Comment 14 Sourceware Commits 2021-05-22 07:53:44 UTC
The master branch has been updated by Alan Modra <amodra@sourceware.org>:

https://sourceware.org/git/gitweb.cgi?p=binutils-gdb.git;h=d71893802fe424e3123ced8c6ed158958487f716

commit d71893802fe424e3123ced8c6ed158958487f716
Author: Alan Modra <amodra@gmail.com>
Date:   Sat May 22 12:59:36 2021 +0930

    Re: Fix offset for ia64 PCREL60B relocation on HP-UX
    
            PR 25599
            * config/tc-ia64.c (emit_one_bundle): Expand comment for HP-UX
            adjustment.  Add assertion.
            * testsuite/gas/ia64/reloc-mlx.d: Pass when slot 2 specified
            for PCREL60B.
Comment 15 Alan Modra 2021-05-22 08:13:53 UTC
Thanks for delving into this, as you can see I've updated the comment and made the testcase accept either slot 1 or 2 for PCREL60B.
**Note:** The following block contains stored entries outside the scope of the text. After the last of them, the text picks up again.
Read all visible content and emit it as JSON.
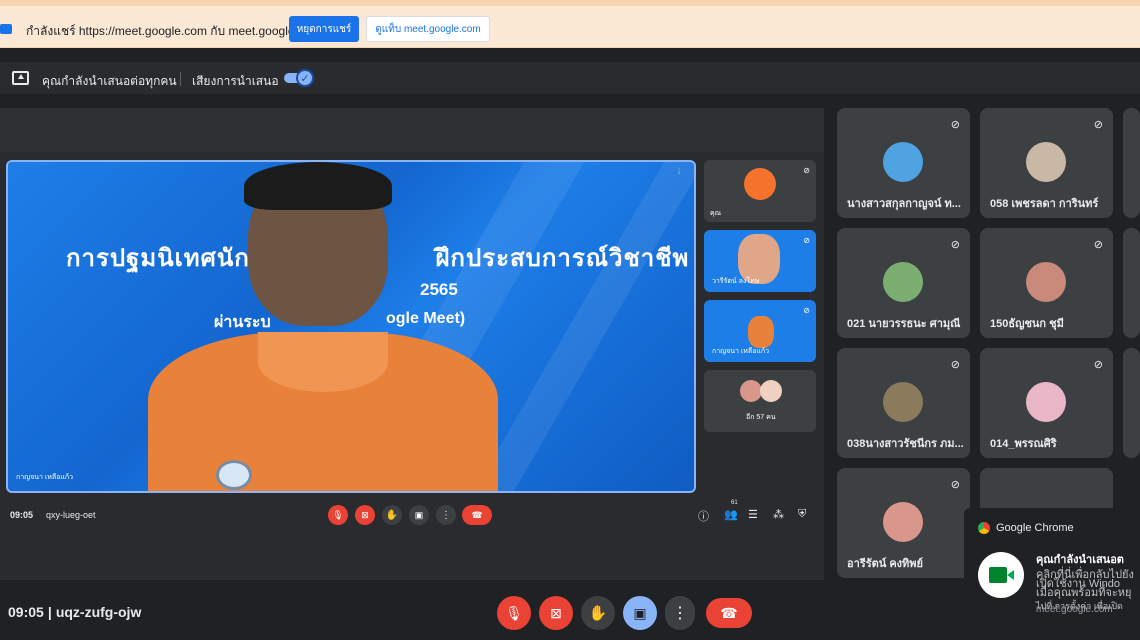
{
  "share_bar": {
    "text": "กำลังแชร์ https://meet.google.com กับ meet.google.com",
    "stop_label": "หยุดการแชร์",
    "view_label": "ดูแท็บ meet.google.com"
  },
  "presenting_bar": {
    "text": "คุณกำลังนำเสนอต่อทุกคน",
    "audio_label": "เสียงการนำเสนอ",
    "audio_on": true
  },
  "inner_meeting": {
    "main_speaker": {
      "slide_title": "การปฐมนิเทศนักเรียน",
      "slide_title_right": "ฝึกประสบการณ์วิชาชีพ",
      "slide_year": "2565",
      "slide_platform": "ogle Meet)",
      "slide_left1": "ภา",
      "slide_left2": "ผ่านระบ",
      "name": "กาญจนา เหลือแก้ว"
    },
    "side_tiles": [
      {
        "name": "คุณ"
      },
      {
        "name": "วารีรัตน์ ลงโทษ"
      },
      {
        "name": "กาญจนา เหลือแก้ว"
      },
      {
        "name": "อีก 57 คน"
      }
    ],
    "time": "09:05",
    "code": "qxy-lueg-oet",
    "people_count": "61"
  },
  "participants": [
    {
      "name": "นางสาวสกุลกาญจน์ ท...",
      "avatar_color": "#4fa3e0"
    },
    {
      "name": "058 เพชรลดา การินทร์",
      "avatar_color": "#c9b8a6"
    },
    {
      "name": "021 นายวรรธนะ ศามุณี",
      "avatar_color": "#7cae72"
    },
    {
      "name": "150ธัญชนก ชุมี",
      "avatar_color": "#c98a7c"
    },
    {
      "name": "038นางสาวรัชนีกร ภม...",
      "avatar_color": "#8c7a5c"
    },
    {
      "name": "014_พรรณศิริ",
      "avatar_color": "#e8b6c6"
    },
    {
      "name": "อารีรัตน์ คงทิพย์",
      "avatar_color": "#d9968a"
    }
  ],
  "meeting": {
    "time": "09:05",
    "code": "uqz-zufg-ojw"
  },
  "notification": {
    "app": "Google Chrome",
    "title": "คุณกำลังนำเสนอต",
    "line1": "คลิกที่นี่เพื่อกลับไปยัง",
    "line2": "เปิดใช้งาน Windo",
    "line3": "เมื่อคุณพร้อมที่จะหยุ",
    "line4": "ไปที่ การตั้งค่า เพื่อเปิด",
    "source": "meet.google.com"
  }
}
Interestingly, GNU ld seems to accept either slot 1 or 2 for PCREL60B.  At least, the gas/testsuite/gas/ia64/reloc-mlx testcase object with r_offset edited seems to produce the same final linked output as the original, for various --defsym bar=0x<hex_number>.
Comment 16 dave.anglin 2021-05-22 13:38:03 UTC
Thanks for adjusting the comment.

It seems the person that wrote the GNU ld code was aware of the ambiguity.  I suspect
there will be a need to implement the brl instruction in gcc for GNU Linux at some point,
so its good to know that linking with it works.